Figure emblématique du sport helvétique, le médaillé olympique Pirmin Zurbriggen est aussi un habitué de la terrasse. Il a du reste épousé l’une des sœurs de Vrony, avec laquelle il exploite plus bas, dans la station de Zermatt, un appart-hôtel romantique, décoré là aussi par son beau-frère Heinz. Décidément, une affaire de famille!

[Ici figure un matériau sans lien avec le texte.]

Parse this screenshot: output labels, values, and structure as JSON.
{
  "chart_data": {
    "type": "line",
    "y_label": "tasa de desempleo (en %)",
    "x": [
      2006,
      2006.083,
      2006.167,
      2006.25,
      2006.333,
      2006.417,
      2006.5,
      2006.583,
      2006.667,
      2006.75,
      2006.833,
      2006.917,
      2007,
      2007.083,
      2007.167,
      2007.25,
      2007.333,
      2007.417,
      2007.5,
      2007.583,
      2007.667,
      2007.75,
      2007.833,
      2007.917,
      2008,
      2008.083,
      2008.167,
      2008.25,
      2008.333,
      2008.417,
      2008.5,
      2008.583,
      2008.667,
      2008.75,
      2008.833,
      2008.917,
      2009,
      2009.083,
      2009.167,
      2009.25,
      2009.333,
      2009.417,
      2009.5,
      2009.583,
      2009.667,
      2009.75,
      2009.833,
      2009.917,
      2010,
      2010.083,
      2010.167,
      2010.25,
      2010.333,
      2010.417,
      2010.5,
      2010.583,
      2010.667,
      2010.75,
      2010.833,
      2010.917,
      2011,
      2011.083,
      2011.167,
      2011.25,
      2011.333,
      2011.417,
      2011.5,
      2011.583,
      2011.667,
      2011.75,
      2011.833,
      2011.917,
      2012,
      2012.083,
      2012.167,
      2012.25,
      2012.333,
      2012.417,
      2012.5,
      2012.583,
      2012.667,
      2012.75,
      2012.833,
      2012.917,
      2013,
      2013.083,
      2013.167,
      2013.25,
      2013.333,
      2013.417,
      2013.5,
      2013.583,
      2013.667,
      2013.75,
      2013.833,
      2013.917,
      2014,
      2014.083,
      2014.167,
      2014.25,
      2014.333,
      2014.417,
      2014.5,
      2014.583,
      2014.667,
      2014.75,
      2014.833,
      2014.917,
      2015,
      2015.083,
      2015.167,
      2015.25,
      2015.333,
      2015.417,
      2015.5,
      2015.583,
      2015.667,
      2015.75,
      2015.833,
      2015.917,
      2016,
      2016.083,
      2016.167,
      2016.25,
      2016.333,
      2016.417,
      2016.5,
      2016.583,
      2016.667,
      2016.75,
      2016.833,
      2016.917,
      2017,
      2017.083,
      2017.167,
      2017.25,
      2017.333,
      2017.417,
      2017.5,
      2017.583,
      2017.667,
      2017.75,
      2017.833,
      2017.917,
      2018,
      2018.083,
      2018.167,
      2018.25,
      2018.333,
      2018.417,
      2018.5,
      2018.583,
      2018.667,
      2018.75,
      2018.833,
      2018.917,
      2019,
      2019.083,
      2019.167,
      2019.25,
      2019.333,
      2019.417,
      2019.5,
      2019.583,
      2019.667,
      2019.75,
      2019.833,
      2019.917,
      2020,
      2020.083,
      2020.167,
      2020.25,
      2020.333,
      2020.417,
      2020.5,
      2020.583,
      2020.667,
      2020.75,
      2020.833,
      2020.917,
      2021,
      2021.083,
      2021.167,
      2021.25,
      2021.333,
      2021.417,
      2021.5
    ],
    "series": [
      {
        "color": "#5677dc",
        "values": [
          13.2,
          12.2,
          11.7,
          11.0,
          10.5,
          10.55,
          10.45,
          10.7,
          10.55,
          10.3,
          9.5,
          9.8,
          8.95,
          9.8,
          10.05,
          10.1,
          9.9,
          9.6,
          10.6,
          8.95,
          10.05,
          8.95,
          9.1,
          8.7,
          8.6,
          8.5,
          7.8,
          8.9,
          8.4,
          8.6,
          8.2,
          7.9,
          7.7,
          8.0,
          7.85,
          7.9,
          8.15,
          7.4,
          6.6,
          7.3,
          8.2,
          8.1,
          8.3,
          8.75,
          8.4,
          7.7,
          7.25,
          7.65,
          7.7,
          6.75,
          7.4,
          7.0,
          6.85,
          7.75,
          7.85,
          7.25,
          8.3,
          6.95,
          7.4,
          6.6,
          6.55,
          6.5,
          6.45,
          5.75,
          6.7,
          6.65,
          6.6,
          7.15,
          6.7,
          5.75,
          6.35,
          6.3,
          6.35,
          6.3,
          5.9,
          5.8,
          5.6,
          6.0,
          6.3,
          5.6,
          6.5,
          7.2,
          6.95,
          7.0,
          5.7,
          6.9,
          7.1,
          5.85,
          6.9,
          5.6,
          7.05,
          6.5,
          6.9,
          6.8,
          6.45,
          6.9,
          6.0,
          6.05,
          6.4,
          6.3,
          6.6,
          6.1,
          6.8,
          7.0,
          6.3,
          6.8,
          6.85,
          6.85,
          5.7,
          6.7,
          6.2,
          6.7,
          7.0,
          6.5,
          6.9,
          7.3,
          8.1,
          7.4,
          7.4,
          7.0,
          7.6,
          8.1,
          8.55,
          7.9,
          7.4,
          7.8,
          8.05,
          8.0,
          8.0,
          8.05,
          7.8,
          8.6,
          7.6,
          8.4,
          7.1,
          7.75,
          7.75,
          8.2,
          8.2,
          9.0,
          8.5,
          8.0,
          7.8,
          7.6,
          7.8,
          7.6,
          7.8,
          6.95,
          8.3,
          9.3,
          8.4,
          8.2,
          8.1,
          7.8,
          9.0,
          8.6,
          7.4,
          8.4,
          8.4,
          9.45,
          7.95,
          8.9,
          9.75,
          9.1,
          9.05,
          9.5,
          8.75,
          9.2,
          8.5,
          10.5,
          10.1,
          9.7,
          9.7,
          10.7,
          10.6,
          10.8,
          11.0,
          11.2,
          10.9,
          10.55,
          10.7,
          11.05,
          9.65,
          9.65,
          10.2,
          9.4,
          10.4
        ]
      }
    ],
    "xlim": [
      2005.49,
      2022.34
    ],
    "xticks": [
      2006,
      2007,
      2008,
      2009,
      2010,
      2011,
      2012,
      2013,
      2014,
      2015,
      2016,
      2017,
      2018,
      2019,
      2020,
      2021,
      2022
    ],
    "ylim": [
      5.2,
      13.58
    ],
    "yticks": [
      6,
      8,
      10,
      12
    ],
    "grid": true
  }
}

Autre personnalité (plus discrète…) de la station haut-valaisanne, le banquier privé genevois Ivan Pictet a racheté un vieil hôtel du quartier de Winkelmatten, qui était voué à la démolition. Pour éviter de voir l’un des sites les plus photographiés de Zermatt déparé par un volumineux bâtiment, il a racheté l’établissement et fait dresser à la place un élégant restaurant, le «Sonnmatten», devenu l’une des bonnes tables de la station sous la houlette de son gérant, René Foster. Là aussi, les saveurs de la Méditerranée ont remplacé les rösti-œufs-au-plat-raclettes. Elles tentent de faire oublier les odeurs de fromage et de pommes de terre rôties.
Les nostalgiques le déploreront, mais l’évolution paraît inéluctable.